NIH funds research on mRNA vaccines to stop cancer development

The National Cancer Institute at the National Institutes of Health has awarded a multidisciplinary team of Weill Cornell Medicine researchers a five-year $5.7 million grant to support a center dedicated to creating messenger RNA (mRNA) vaccines to prevent the development of cancer in at-risk groups.

The Cancer Prevention-Interception Targeted Agent Discovery Program (CAP-IT), a cooperative research network funded by the NCI, was established to find drugs that prevent or intercept cancer in high-risk populations. The Weill Cornell Medicine CAP-IT Center for LNP RNA Immunoprevention was chosen as one of two founding members of the program.

Prevention is really the best cure for cancer.”

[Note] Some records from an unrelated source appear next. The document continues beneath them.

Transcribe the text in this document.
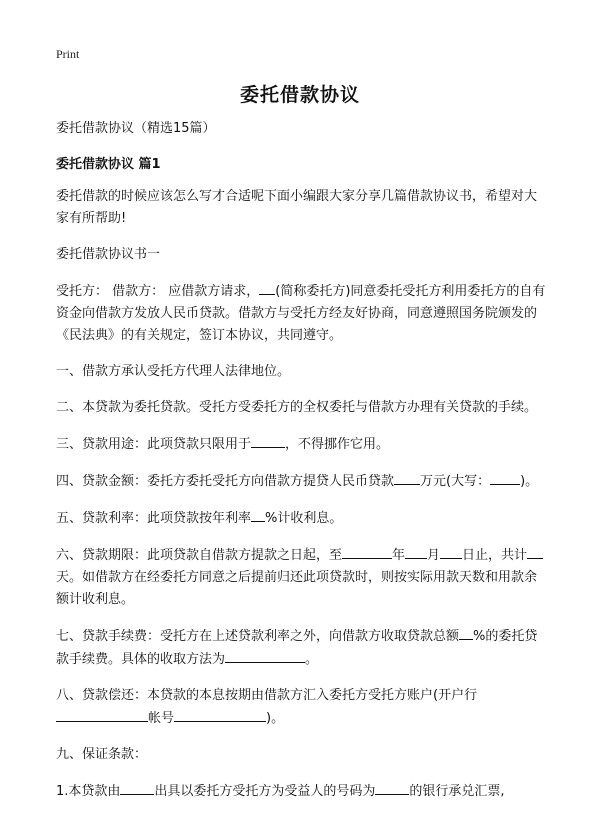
Print
委托借款协议

委托借款协议（精选15篇）

委托借款协议 篇1

委托借款的时候应该怎么写才合适呢下面小编跟大家分享几篇借款协议书，希望对大家有所帮助!

委托借款协议书一

受托方： 借款方： 应借款方请求， (简称委托方)同意委托受托方利用委托方的自有资金向借款方发放人民币贷款。借款方与受托方经友好协商，同意遵照国务院颁发的《民法典》的有关规定，签订本协议，共同遵守。

一、借款方承认受托方代理人法律地位。

二、本贷款为委托贷款。受托方受委托方的全权委托与借款方办理有关贷款的手续。

三、贷款用途：此项贷款只限用于	，不得挪作它用。

四、贷款金额：委托方委托受托方向借款方提贷人民币贷款 万元(大写： )。

五、贷款利率：此项贷款按年利率 %计收利息。

六、贷款期限：此项贷款自借款方提款之日起，至	年 月 日止，共计天。如借款方在经委托方同意之后提前归还此项贷款时，则按实际用款天数和用款余额计收利息。

七、贷款手续费：受托方在上述贷款利率之外，向借款方收取贷款总额 %的委托贷款手续费。具体的收取方法为	。

八、贷款偿还：本贷款的本息按期由借款方汇入委托方受托方账户(开户行帐号	)。

九、保证条款：

1.本贷款由	出具以委托方受托方为受益人的号码为	的银行承兑汇票,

Dr Steven M. Lipkin, Principal Investigator, Project Leader, and Vice Chair for Research, Department of Medicine, Weill Cornell Medicine

The goal of Dr Lipkin and his team’s work on vaccines containing mRNA—a molecule that gives cells instructions to produce particular proteins—is to stimulate the immune system to recognize and eliminate cancer cells bearing these proteins at an early stage.

This tactic could prevent malignant cell populations from amassing sufficient mutations to circumvent the immune response of the body. Additionally, the strategy aims to stop the development of a tumor microenvironment, which is made up of molecules, cells, and blood vessels that feed the cancer and stifle the immune system.

The vaccines will employ the same mRNA technology as the Moderna and Pfizer COVID-19 vaccines, which were constructed using data from at least ten years of earlier cancer-related scientific research.

The mRNA cargo will be enclosed in a fatty shell made of lipid nanoparticles that are being created in the lab of Dr Shaoyi Jiang, the Robert S. Langer ‘70 Family and Friends Professor in the Meinig School of Biomedical Engineering on Cornell’s Ithaca campus, to protect it from degradation.

With the aim of conducting clinical trials within the following five years, mRNA vaccine research will begin in mice. The researchers intend to carry out numerous studies.

The first is to create and test a Lynch syndrome mRNA vaccine, a genetic condition that is inherited and significantly raises the risk of developing colon and other cancers before the age of 50. The research group intends to modify these vaccines so that they stimulate T cells in the immune system to fight cancer.

Dr Lipkin added, “T cells recognize malignant cells, bind to them, and kill them.”

Dr Lipkin is also the leader of the Cancer Genetics and Epigenetics Program in the Sandra and Edward Meyer Cancer Center at Weill Cornell Medicine.

The second project involves creating and evaluating an mRNA vaccine for lung non-solid nodule (NSN) pre-malignant neoplasms, which are precancerous lung lesions.

There is currently no effective way of managing these lesions so they don’t progress to cancer, other than surgically taking them out.”

Dr Nasser Altorki, Study Principal Investigator and Chief, Thoracic Surgery, Weill Cornell Medicine

One day, scientists want to create an mRNA vaccine that targets populations of shared antigens, or foreign or abnormal particles that cause an immune response, in lung cancer patients.

Dr Altorki, who is also vice chairman of cardiothoracic surgery, the David B. Skinner, M.D., Professor of Thoracic Surgery, and director of the Meyer Cancer Center’s Experimental Therapeutics Program, suggested that another option is to create personalized vaccines that are targeted at the variations in the genetic makeup of each patient’s tumor.

Now is the right time to develop these lung cancer vaccines. We know a lot about the immunologic changes that allow lung tumors to grow, as well as some of the associated mutations.”

Dr Timothy McGraw, Study Principal Investigator and Professor, Biochemistry in Cardiothoracic Surgery and Biochemistry, Weill Cornell Medicine

For evaluating the therapeutic potential of vaccines against cancer-specific proteins identified in patients, preclinical models of premalignant lung cancer are essential. The Mittal laboratory recently created and characterized a lung cancer oncogene-driven model that resembles the human premalignant disease because such a model was not previously available.

Principal investigator Dr Vivek Mittal, who is a Gerald J. Ford-O. Wayne Isom Professor in Cardiothoracic Surgery, and Director of the Neuberger Berman Lung Cancer Laboratory, stated, “We were pleasantly surprised to observe very similar cellular and molecular changes in mice and human.”

The researchers are pursuing other mRNA vaccination projects with additional funding outside of this grant, including focusing on infection with Fusobacterium nucleatum, a bacterium that encourages colon cancer development, and Constitutional MisMatch Repair Deficiency (CMMRD), a pediatric cancer syndrome.

Dr Lipkin concluded, “We envision this program as a platform for the creation of several types of cancer vaccines. We have the technology to make vaccines that carry different mRNA cargo to activate the immune system in various ways to prevent cancer.”